Die jährlich im Rahmen der Untersuchung der Wintersterblichkeit von Bienenvölkern erhobenen Daten stellen eine wichtige Grundlage für tiefergehende Untersuchungen dar. In einer neuen Arbeit haben wir die Winterverluste von 10 Jahren einer gemeinsamen Analyse mit Wetterdaten auf Tagesbasis unterzogen. Dabei zeigt sich klar, dass das Wetter einen EInfluß auf die Wintersterblichkeit hat!Den Faktor Wetter für Wintersterblichkeit von Bienenvölkern haben wir schon 2017 im Rahmen des Projektes Zukunft Biene (1) untersucht. Damals stand uns ein Datensatz von 6 Überwinterungen in Österreich zur Verfügung. Die Ergebnisse dieser Untersuchung sind hier zusammengefasst. Bienenvölker sind vorwiegend indirekt vom Wetter abhängig: Die Zahl der Sammeltage im Sommer beeinflußt die Entwicklung der Vegetation und damit die Volksentwicklung, und viele andere Variablen. Dazu kommen natürlich auch noch die bekannten Faktoren Varroamilbe (die Bekämpfung ist stark vom Wetter abhängig) sowie den mit der Milbe einhergehenden Erkrankungen. Diese Studie stellt bis heute eine der wenigen auf tatsächlichen Daten beruhenden Untersuchungen zum Thema Völkersterblichkeit und Klima(wandel) dar, und wurde entsprechend oft von anderen wissenschaftlichen Publikationen zitiert.
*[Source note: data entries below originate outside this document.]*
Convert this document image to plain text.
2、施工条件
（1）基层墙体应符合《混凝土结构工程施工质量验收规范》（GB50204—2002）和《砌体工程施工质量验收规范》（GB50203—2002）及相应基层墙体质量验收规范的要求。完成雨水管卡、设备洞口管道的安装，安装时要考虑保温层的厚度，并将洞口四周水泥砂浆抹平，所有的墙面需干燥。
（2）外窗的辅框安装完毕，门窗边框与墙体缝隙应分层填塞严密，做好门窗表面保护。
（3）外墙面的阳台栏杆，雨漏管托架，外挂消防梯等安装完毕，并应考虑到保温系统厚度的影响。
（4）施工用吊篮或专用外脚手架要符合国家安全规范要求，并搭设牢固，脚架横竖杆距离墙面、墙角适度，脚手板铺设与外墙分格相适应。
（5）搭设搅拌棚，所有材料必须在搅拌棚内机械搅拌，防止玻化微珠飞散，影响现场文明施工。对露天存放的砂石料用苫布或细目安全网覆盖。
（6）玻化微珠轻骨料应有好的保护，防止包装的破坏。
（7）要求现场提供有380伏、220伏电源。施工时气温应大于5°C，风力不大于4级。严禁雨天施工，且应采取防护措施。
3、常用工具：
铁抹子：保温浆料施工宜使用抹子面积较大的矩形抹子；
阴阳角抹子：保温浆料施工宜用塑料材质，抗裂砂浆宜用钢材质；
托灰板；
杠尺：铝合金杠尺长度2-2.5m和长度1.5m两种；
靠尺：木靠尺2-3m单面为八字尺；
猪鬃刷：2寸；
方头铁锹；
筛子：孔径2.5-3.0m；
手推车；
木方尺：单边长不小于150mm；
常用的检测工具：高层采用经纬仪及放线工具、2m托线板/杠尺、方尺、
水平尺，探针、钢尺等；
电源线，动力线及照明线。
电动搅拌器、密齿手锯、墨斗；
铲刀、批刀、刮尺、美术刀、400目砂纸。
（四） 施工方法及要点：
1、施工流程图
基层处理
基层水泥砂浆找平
In der neu veröffentlichten Studie stand uns bereits ein Datensatz von 10 Überwinterungen in Österreich zur Verfügung, und wir haben diesen mit Wetterdaten verschnitten, allerdings in höherer zeitlicher Auflösung. Hatten wir 2017 noch mit Monatsmittelwerten gearbeitet, haben wir diesmal Wetterphänomene auf Tagesbasis berücksichtigt. Dazu haben wir bereits im Vorfeld (aus einer Vielzahl möglicher Szenarien) vier Hypothesen formuliert und ausgearbeitet, die danach anhand echter Daten überprüft wurden.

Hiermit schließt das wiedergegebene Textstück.